Bases moléculaires de la maturation de l'épiblaste – EpiNodal

Culture de cellules ES, étude d'embryons de souris, triage des cellules par cytométrie en flux, analyse transcriptomique par PCR quantitative, culture d'embryons de souris ou de cellules ES en présence inhibiteurs pharmacologiques des voies de signalisation ou en présence de molécules signal, génétique, mutagénèse dirigée par recombinaison homologue, production de lignées de souris transgéniques, étude d'embryons mutants par microscopie confocale.

- Nous avons mis en évidence que la réponse des cellules ES à un signal Activine/Nodal est limitée dans le temps. Le maintien du signal ne permet pas de maintenir la réponse.
- Nanog/Gata6: nous avons montré que Nanog est requis pour former de l’épiblaste même en absence de Gata6.
- HBE est la première séquence régulatrice du gène Nodal à être activée chez l'embryon. Elle est indispensable à l'expression du gène Nodal en cellules ES. HBE est régulée par des facteurs de pluripotence et par la signalisation Activine/Nodal. Les facteurs qui se lient à HBE déterminent le statut de la chromatine des séquences régulatrices adjacentes, contrôlant ainsi leur activation à des stades ultérieurs lorsque les cellules se différencient.

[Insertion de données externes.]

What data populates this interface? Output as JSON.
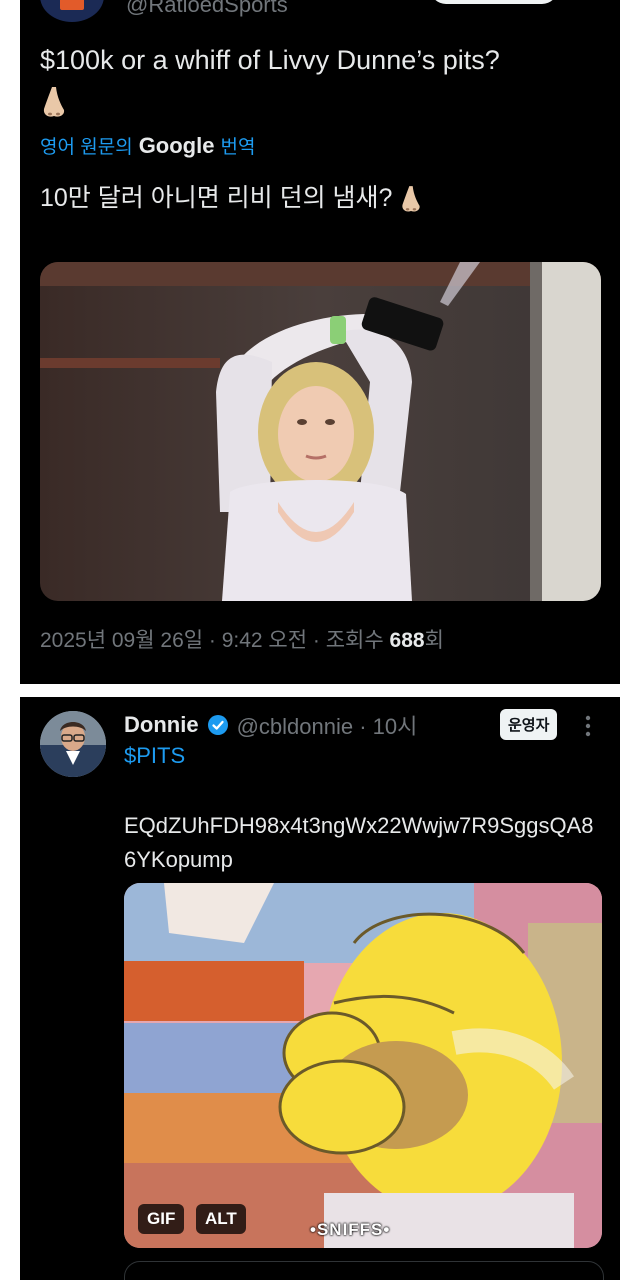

Nos résultats ouvrent de nouvelles perspectives sur la façon dont les cellules répondent au signal Activine/Nodal ainsi que sur la façon dont les facteurs de pluripotence régulent l'expression de leurs gènes cibles, et donc la différenciation des cellules souches. Il y plusieurs milliers de séquences régulatrices comme HBE dans le génome des mammifères. Comprendre leur fonctionnement est susceptible d'avoir un impact important sur l'utilisation de cellules souches à des fins thérapeutiques, et sur notre compréhension de la formation des tumeurs.
Le mécanisme déterminant la façon dont les cellules répondent au signal Activine/Nodal ainsi que le mécanisme par lequel HBE contrôle l'activation d'une autre séquence régulatrice de Nodal vont être étudiés dans le détail en collaboration avec une équipe de biophysicien dans le cadre d'un nouveau projet financé par l'ANR.

Articles dans revues à comité de lecture:
Gasnier M, Dennis C, Vaurs-Barriere C and Chazaud C. (2013). Fluorescent mRNA labeling through cytoplasmic FISH. Nat. Protoc. 8, 2538-2547.

Papanayotou C, Benhaddou A, Camus A, Perea-Gomez A, Jouneau A, Mezger V, Langa F, Ott S, Sabéran-Djoneidi D, Collignon J. (2014). A novel Nodal enhancer dependent on pluripotency factors and Smad2/3 signaling conditions a regulatory switch during epiblast maturation. PLoS Biol 12(6): e1001890.

Artus J and Chazaud C. (2014). A close look at the mammalian blastocyst: epiblast and primitive endoderm formation. Cell. Mol. Life Sci. 71, 3327-338

Bessonnard S, De Mot L, Gonze D, Barriol M, Dennis C, Goldbeter A, Dupont G, and Chazaud C. (2014). Gata6, Nanog and Erk signaling control cell fate in the inner cell mass through a tristable regulatory network. Development 141:3637-3648. doi:10.1242/dev.109678

Papanayotou C and Collignon J. (2014). Activin/Nodal signalling before implantation: setting the stage for embryo patterning. Phil. Trans. R. Soc. B 369: 20130539.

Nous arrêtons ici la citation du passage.